Co-curricular prose writings considered will include, among others, extensive references to contemporary classics like George Lamming’s The Pleasures of Exile, Michael Ondaatje’s Running in the Family, Neruda’s Memoirs. Theoretical issues to be discussed with reference to the work of Walter Benjamin, Foucault, Roland Barthes, Theodor Adorno, Mary L. Pratt and Edward Said will address the following topics: the novel and traditional storytelling, oral and print culture, Nature and the (post)colonial gaze, the concept of the author.

Paper VII: English Literature 5

This course introduces the students to select texts of British literary modernism covering the first 60 years of the 20th Century. It encompasses drama, poetry and the novel as genres, and includes major English, Irish and expatriate writers such as D. H. Lawrence, Virginia Woolf, E. M. Forster, John Osborne, W. B. Yeats, Samuel Beckett, T. S. Eliot and Joseph Conrad. Chronologically, the course follows up on the 1st Year study of Victorian literature course but also laterally connects with Paper IX, and partly Paper VIII, which are described below. Framed by the political context of the two world wars, the rise of socialism, suffrage movements, the last moments of colonial glory and the rise of other Literatures in English, this course simultaneously introduces us to High Modernism through experiments in literary form that elaborate broad philosophical and social movements. From free verse to the stream of consciousness novel, the texts and genres covered are thus to be fully experienced using an interdisciplinary approach referring to the plastic and visual arts, the scientific and semi-scientific advances that, in this period, informed public and philosophical discourse in their interpretation of the various ‘realities’ of human experience. Consequently, co-curricular readings will drawn on sociology, psychology, aesthetics and philosophy to comprehend movements like Existentialism, Surrealism, Impressionism, Imagism, Marxism, Psychoanalysis, Structuralism and early Postmodernism, among others, in order to bring alive the broadest significance of what we call Modernism.

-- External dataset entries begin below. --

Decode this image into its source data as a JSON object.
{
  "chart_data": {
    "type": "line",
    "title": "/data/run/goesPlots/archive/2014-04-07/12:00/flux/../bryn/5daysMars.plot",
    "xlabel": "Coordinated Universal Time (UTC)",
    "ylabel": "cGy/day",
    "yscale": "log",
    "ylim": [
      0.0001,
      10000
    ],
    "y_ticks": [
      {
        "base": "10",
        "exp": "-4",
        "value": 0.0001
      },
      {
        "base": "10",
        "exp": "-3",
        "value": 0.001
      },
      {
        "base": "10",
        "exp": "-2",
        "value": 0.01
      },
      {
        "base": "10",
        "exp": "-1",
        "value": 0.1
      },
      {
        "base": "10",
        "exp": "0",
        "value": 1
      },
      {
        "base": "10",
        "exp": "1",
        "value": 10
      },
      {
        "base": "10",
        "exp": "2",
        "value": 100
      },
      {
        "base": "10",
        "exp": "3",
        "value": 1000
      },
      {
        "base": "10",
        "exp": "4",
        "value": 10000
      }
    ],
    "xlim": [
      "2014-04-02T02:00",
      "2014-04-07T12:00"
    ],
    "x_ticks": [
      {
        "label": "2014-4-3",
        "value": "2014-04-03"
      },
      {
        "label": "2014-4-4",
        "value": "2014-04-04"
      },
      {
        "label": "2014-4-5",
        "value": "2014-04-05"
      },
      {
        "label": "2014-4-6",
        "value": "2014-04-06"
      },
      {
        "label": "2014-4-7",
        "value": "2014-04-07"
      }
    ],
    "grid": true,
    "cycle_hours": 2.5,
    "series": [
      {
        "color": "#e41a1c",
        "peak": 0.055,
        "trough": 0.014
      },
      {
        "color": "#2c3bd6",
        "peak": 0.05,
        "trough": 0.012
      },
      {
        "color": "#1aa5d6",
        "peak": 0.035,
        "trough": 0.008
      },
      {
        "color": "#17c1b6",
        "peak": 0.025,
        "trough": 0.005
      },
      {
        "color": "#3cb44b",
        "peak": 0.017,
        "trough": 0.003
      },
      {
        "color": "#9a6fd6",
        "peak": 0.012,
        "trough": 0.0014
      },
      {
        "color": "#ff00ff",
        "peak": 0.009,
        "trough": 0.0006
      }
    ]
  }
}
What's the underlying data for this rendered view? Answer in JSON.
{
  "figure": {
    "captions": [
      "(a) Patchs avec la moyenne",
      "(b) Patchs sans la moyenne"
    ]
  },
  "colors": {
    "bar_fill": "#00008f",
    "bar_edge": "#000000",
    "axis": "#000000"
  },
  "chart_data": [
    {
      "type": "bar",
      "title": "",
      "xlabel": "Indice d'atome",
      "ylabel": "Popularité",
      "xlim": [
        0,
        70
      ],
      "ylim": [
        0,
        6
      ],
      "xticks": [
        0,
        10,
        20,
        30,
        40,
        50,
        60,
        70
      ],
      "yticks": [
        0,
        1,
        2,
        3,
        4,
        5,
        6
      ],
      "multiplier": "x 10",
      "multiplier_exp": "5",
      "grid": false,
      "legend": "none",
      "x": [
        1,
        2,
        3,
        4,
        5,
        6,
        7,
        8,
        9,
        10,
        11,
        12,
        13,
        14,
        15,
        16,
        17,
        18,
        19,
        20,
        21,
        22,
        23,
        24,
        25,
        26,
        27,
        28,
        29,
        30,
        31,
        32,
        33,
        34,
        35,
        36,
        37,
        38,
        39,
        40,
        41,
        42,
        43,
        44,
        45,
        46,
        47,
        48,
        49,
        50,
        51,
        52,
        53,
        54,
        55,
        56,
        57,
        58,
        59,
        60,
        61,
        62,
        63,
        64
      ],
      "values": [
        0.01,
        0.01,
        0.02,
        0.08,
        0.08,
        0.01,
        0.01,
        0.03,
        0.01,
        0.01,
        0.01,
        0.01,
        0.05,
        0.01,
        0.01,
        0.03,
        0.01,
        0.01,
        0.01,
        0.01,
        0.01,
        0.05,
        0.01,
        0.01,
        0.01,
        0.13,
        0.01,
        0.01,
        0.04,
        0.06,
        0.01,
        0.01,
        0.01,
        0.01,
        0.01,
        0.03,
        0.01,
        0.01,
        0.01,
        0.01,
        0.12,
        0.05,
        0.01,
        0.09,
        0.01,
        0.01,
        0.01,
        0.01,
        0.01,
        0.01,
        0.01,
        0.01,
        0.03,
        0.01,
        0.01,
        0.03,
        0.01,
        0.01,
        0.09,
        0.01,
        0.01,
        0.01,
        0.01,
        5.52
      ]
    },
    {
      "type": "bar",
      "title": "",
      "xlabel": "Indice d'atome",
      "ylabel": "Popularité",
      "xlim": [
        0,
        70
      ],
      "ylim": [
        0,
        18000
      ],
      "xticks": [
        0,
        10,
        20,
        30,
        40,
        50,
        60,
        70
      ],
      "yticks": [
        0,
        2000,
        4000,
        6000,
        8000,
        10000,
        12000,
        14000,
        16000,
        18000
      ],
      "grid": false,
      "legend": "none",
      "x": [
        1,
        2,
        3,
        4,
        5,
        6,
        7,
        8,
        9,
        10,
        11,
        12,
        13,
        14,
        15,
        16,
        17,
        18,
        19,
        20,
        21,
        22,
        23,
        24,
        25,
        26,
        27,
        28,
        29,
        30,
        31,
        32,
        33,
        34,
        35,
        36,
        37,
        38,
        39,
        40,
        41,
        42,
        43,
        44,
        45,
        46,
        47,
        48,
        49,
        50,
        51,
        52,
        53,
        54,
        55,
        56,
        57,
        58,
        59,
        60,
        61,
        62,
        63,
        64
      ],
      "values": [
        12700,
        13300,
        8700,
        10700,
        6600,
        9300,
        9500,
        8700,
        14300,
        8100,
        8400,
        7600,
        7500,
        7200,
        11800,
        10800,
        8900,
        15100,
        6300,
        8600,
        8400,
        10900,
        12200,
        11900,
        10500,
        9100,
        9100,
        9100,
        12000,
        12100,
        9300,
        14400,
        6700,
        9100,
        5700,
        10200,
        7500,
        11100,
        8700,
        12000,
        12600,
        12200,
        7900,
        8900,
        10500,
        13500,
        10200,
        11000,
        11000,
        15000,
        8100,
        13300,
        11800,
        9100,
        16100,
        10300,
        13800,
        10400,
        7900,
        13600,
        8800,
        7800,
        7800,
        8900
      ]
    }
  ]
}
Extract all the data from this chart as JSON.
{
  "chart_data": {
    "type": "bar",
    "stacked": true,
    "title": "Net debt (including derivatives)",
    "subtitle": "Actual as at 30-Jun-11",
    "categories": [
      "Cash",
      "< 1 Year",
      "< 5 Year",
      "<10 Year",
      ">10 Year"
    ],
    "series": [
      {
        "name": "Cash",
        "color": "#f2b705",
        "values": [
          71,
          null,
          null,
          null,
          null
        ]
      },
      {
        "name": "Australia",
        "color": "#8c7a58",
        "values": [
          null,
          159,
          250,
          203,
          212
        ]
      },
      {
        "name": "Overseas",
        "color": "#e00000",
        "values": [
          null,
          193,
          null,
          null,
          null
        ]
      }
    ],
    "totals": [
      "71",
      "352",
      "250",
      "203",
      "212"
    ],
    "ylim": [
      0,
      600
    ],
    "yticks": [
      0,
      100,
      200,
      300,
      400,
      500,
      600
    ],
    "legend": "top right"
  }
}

Paper VI: English Literature 3

This course explores the literature of the Neo-classical and Romantic Periods in order give the student a substantial foundation in the literature and cultural history of one the most vibrant epochs in English literature (from 1720 to 1824). It examines the major literary genres and forms used by the Augustans, the late Augustans and the Romantics while also considering the major themes and ideas dominating these ages. We will follow the literature as it unfolds during this crucial period, reading it chronologically using modern and, in some instances, contemporary philosophical and critical paradigms and notions. The Augustans and the mid-eighteenth century poets/writers will be read in the context of the Enlightenment as also the rise of Industrial revolution. The Romantics’ participation in and, in some instances, witness to the great social, intellectual, and political upheavals in European history (Bastille, the Reign of Terror, Napoleon, Holy Alliance) will also be discussed in order to come to terms with the radically visionary poetics they were articulating.

The course situates the canonical poets/writers in the context of the broad conventions and traditions in which they wrote. We will consider in detail the writings of Jonathan Swift, Samuel Johnson, Thomas Gray, Oliver Goldsmith, William Blake, Samuel Taylor Coleridge, William Wordsworth, P.B. Shelley, Mary Shelley, John Keats and Lord Byron in order to identify, analyse and evaluate each poet/writer’s distinguishing formal, aesthetic and ethical characteristics and preoccupations.